Thirdly, we seek to develop novel therapeutic cancer vaccines capable of breaking tolerance to tumor antigens. In the area of Translational Immunotherapeutic studies in B-cell lymphomas, our laboratory has found that generation of effective anti-lymphoma immunity requires: (1) Conversion of BM-derived APCs from a non-inflammatory (or tolerogenic) status into inflammatory APCs capable of triggering effective T-cell response and, (2) Augmentation of the antigen-presenting cell function of the malignant B-cell. Both requirements can be fulfilled by manipulation of molecular pathways that are involved in regulation of inflammatory responses in APCs as well as in the malignant B-cell. One of these pathways is represented by Stat3 signaling which has emerged as a negative regulator of inflammation. Pharmacological or genetic disruption of Stat3 in malignant mantle cell lymphoma (MCL) cells led to increased expression of co-stimulatory molecules, release of pro-inflammatory cytokines and augmentation of their antigen-presenting capabilities resulting in effective T-cell activation.
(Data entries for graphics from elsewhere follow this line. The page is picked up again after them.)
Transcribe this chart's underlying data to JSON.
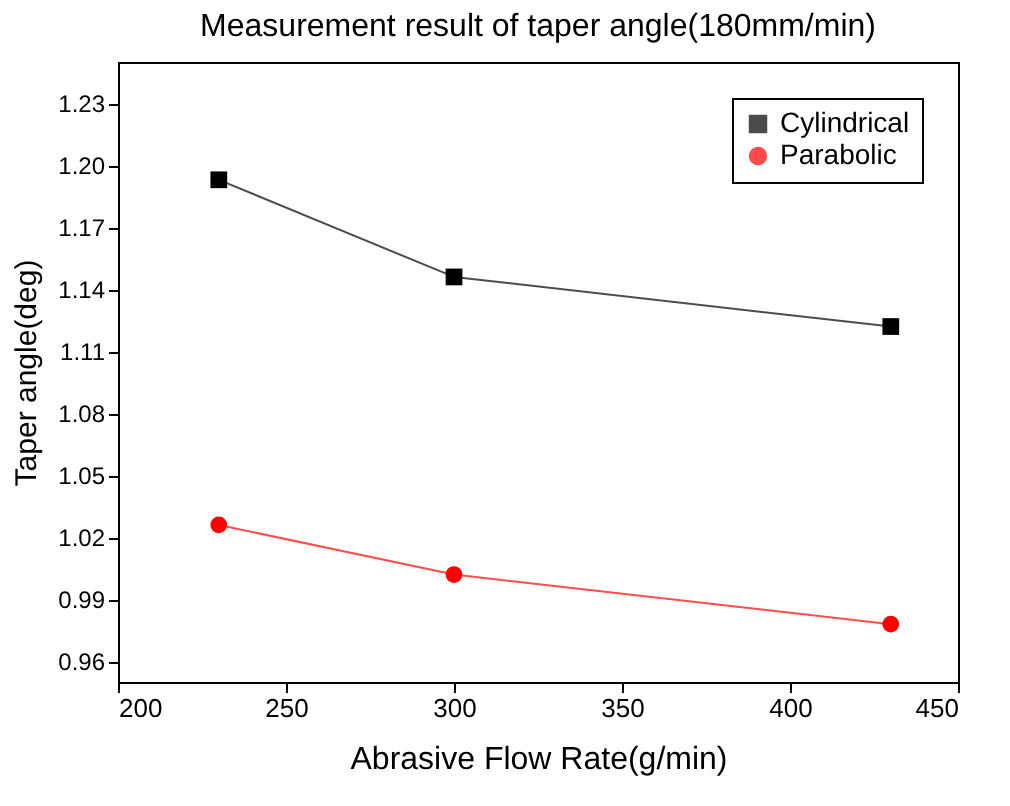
{
  "chart_data": {
    "type": "line",
    "title": "Measurement result of taper angle(180mm/min)",
    "xlabel": "Abrasive Flow Rate(g/min)",
    "ylabel": "Taper angle(deg)",
    "x": [
      230,
      300,
      430
    ],
    "series": [
      {
        "name": "Cylindrical",
        "color": "#000000",
        "marker": "square",
        "values": [
          1.193,
          1.146,
          1.122
        ]
      },
      {
        "name": "Parabolic",
        "color": "#ff0000",
        "marker": "circle",
        "values": [
          1.026,
          1.002,
          0.978
        ]
      }
    ],
    "xlim": [
      200,
      450
    ],
    "xticks": [
      200,
      250,
      300,
      350,
      400,
      450
    ],
    "ylim": [
      0.95,
      1.25
    ],
    "yticks": [
      0.96,
      0.99,
      1.02,
      1.05,
      1.08,
      1.11,
      1.14,
      1.17,
      {
        "value": 1.2,
        "label": "1.20"
      },
      1.23
    ],
    "grid": false,
    "legend": "top right",
    "line_style": "solid"
  }
}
In addition, we have also identified histone deacetylases as enticing targets to manipulate inflammatory responses in malignant B-cells. Currently, we are using both human MCL cell lines as well as primary cells from patients with MCL to test the hypothesis that inhibitors of Stat3 or histone deacetylases by abrogating anti-inflammatory mechanisms and/or promoting inflammatory pathways in malignant B-cells will unleash effective anti-MCL immunity.